In September, the National Oceanic and Atmospheric Administration declared an unusual mortality event for three types of seals in the Arctic, including bearded, ringed and spotted seals in the Bering and Chukchi seas.

“Our normal stranding numbers for ice seals is about 20 to 30 a year,” said NOAA Marine Biologist Barbara Mahoney. “So we are dealing with more than five times the dead animals that we’ve had in the past.”

Photo Credit Ceona Koch

 

But it isn’t just seals.

In May, NOAA declared an unusual mortality event for gray whales along the West Coast from Mexico to Alaska. As of Sept. 30, the agency reported a total of 121 dead gray whales in 2019.

The majority — 47 deaths— was reported in Alaska. California and Washington each have 34 reported gray whale strandings.

Internationally, there have been 212 gray whale strandings between the U.S., Mexico and Canada.

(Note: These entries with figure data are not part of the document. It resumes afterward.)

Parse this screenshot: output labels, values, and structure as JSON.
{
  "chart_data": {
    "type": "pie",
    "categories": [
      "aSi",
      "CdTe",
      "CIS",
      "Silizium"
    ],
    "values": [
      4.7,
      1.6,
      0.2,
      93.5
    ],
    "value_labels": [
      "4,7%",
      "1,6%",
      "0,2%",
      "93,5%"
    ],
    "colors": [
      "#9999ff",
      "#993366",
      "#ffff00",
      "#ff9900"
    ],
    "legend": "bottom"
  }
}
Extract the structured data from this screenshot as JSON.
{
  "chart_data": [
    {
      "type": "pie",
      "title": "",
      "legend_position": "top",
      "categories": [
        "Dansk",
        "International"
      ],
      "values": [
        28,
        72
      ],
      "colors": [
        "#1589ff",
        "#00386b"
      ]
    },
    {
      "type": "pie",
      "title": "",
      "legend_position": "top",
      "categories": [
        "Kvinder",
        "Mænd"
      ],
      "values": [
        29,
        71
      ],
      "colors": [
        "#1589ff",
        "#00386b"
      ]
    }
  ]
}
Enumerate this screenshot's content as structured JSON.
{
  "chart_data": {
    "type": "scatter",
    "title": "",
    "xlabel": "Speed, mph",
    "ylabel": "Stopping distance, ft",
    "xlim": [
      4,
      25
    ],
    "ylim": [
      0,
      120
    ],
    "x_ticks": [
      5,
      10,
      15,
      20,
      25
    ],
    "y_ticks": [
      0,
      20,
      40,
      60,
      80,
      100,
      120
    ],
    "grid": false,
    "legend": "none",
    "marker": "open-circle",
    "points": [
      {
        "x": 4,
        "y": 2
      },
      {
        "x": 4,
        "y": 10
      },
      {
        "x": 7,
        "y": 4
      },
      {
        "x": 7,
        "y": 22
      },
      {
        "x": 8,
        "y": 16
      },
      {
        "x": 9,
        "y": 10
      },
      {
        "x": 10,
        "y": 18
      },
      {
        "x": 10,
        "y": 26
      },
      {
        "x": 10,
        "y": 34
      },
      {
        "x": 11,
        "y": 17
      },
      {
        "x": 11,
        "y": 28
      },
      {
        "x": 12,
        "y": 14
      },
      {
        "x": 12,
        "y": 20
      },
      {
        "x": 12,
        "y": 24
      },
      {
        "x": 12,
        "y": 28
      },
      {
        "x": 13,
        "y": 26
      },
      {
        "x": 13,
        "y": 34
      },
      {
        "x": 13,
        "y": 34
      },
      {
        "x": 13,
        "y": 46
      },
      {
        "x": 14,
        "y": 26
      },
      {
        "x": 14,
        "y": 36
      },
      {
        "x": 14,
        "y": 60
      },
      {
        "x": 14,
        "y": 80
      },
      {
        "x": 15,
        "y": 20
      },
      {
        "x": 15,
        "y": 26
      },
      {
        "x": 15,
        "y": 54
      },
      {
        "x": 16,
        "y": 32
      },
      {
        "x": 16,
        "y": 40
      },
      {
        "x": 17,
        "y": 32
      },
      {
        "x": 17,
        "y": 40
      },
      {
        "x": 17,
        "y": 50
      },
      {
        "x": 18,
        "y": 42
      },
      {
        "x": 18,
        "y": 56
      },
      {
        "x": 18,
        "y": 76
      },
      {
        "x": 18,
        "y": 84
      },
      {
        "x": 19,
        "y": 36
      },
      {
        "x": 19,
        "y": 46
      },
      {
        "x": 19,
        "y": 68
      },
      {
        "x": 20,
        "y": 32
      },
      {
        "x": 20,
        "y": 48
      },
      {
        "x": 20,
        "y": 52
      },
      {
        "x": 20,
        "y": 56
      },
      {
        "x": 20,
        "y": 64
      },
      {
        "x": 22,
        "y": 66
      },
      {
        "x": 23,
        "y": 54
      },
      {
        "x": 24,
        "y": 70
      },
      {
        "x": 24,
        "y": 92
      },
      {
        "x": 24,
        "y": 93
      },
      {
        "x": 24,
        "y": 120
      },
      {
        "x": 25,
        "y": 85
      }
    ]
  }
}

Mahoney said necropsies on some of the animals have shown they were emaciated but no single answer has emerged as to why they are stranding and dying at such high rates.

“There’s a lot of changes happening in Alaska: the climate change, the water temperatures, the lack of ice, food base, prey base," she said. "So we will be looking as much as we can to see if we can come up with the causes as to why this is happening to the gray whales as well as the ice seals."